Siemens shipped Tessent UltraSight, a system-wide functional monitoring and debug solution for chiplet-era SoCs. The positioning is blunt: as SoC complexity rises with generative AI workloads and multi-die architectures, silent data corruption and timing-sensitive bugs have become unreproducible at the bench and undebuggable without visibility infrastructure that was designed in from the start.
The mechanism is embedded analytics. UltraSight places functional monitors, sensors, and event trackers into the SoC fabric during design, not as a post-silicon debug patch. That means in-field captures, not just controlled test conditions. Silent data corruption in HPC and AI silicon has been a named industry problem since at least 2022 (Meta disclosed Fleetwide SDC rates publicly). The traditional Tessent toolkit covers structural test: scan chains, JTAG, built-in self-test.

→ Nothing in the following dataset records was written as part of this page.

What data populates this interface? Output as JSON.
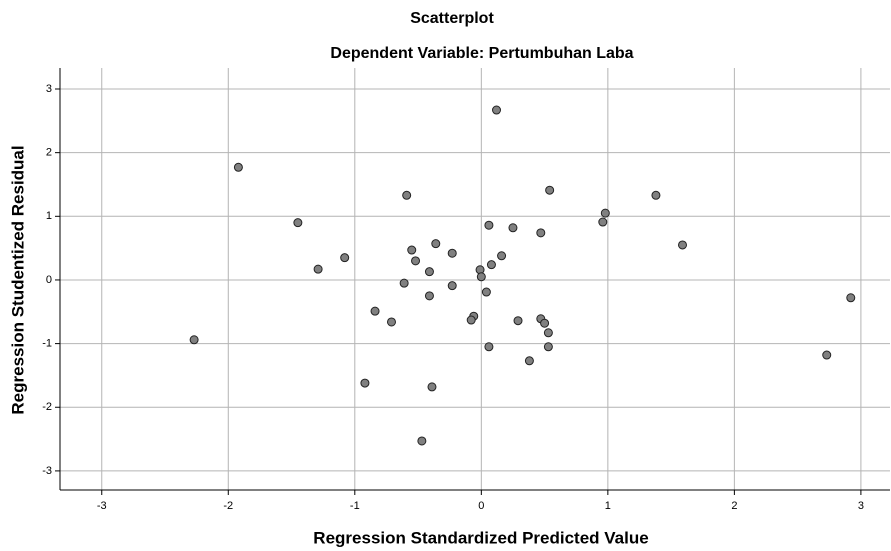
{
  "chart_data": {
    "type": "scatter",
    "title": "Scatterplot",
    "subtitle": "Dependent Variable: Pertumbuhan Laba",
    "x_label": "Regression Standardized Predicted Value",
    "y_label": "Regression Studentized Residual",
    "xlim": [
      -3.33,
      3.23
    ],
    "ylim": [
      -3.3,
      3.33
    ],
    "xticks": [
      -3,
      -2,
      -1,
      0,
      1,
      2,
      3
    ],
    "yticks": [
      -3,
      -2,
      -1,
      0,
      1,
      2,
      3
    ],
    "grid": true,
    "series": [
      {
        "color": "#808080",
        "x": [
          0.12,
          -1.92,
          0.54,
          -0.59,
          1.38,
          0.98,
          0.96,
          -1.45,
          0.06,
          0.25,
          0.47,
          1.59,
          -0.36,
          -0.55,
          -0.23,
          -1.08,
          0.16,
          -0.52,
          0.08,
          -1.29,
          -0.41,
          -0.01,
          0.0,
          -0.61,
          -0.23,
          0.04,
          -0.41,
          -0.84,
          -0.06,
          -0.08,
          -0.71,
          0.29,
          0.47,
          0.5,
          0.53,
          -2.27,
          0.06,
          0.53,
          2.73,
          2.92,
          0.38,
          -0.92,
          -0.39,
          -0.47
        ],
        "values": [
          2.67,
          1.77,
          1.41,
          1.33,
          1.33,
          1.05,
          0.91,
          0.9,
          0.86,
          0.82,
          0.74,
          0.55,
          0.57,
          0.47,
          0.42,
          0.35,
          0.38,
          0.3,
          0.24,
          0.17,
          0.13,
          0.16,
          0.05,
          -0.05,
          -0.09,
          -0.19,
          -0.25,
          -0.49,
          -0.57,
          -0.63,
          -0.66,
          -0.64,
          -0.61,
          -0.68,
          -0.83,
          -0.94,
          -1.05,
          -1.05,
          -1.18,
          -0.28,
          -1.27,
          -1.62,
          -1.68,
          -2.53
        ]
      }
    ]
  }
}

UltraSight extends that into the functional domain, which is where chiplet-era failures actually surface. A scan test that passes is not evidence that the system behaves correctly under a 256-layer attention head with full DDR bandwidth pressure.
The broader argument here is about test as infrastructure versus test as a phase. Scan chains were designed in 30 years ago and became mandatory IP. Functional monitoring is following the same arc, driven by chiplet complexity making the functional-structural boundary increasingly meaningless. The question for SoC teams is not whether to add observability, but whether to bolt it on post-silicon or spec it into the architecture from the first design review.
Teams cutting a new AI or HPC SoC tape-out in the next 6 months without a functional monitoring spec are accumulating a debug debt they will pay in field returns and customer escalations. UltraSight does not close that debt retroactively. The window is the next design review.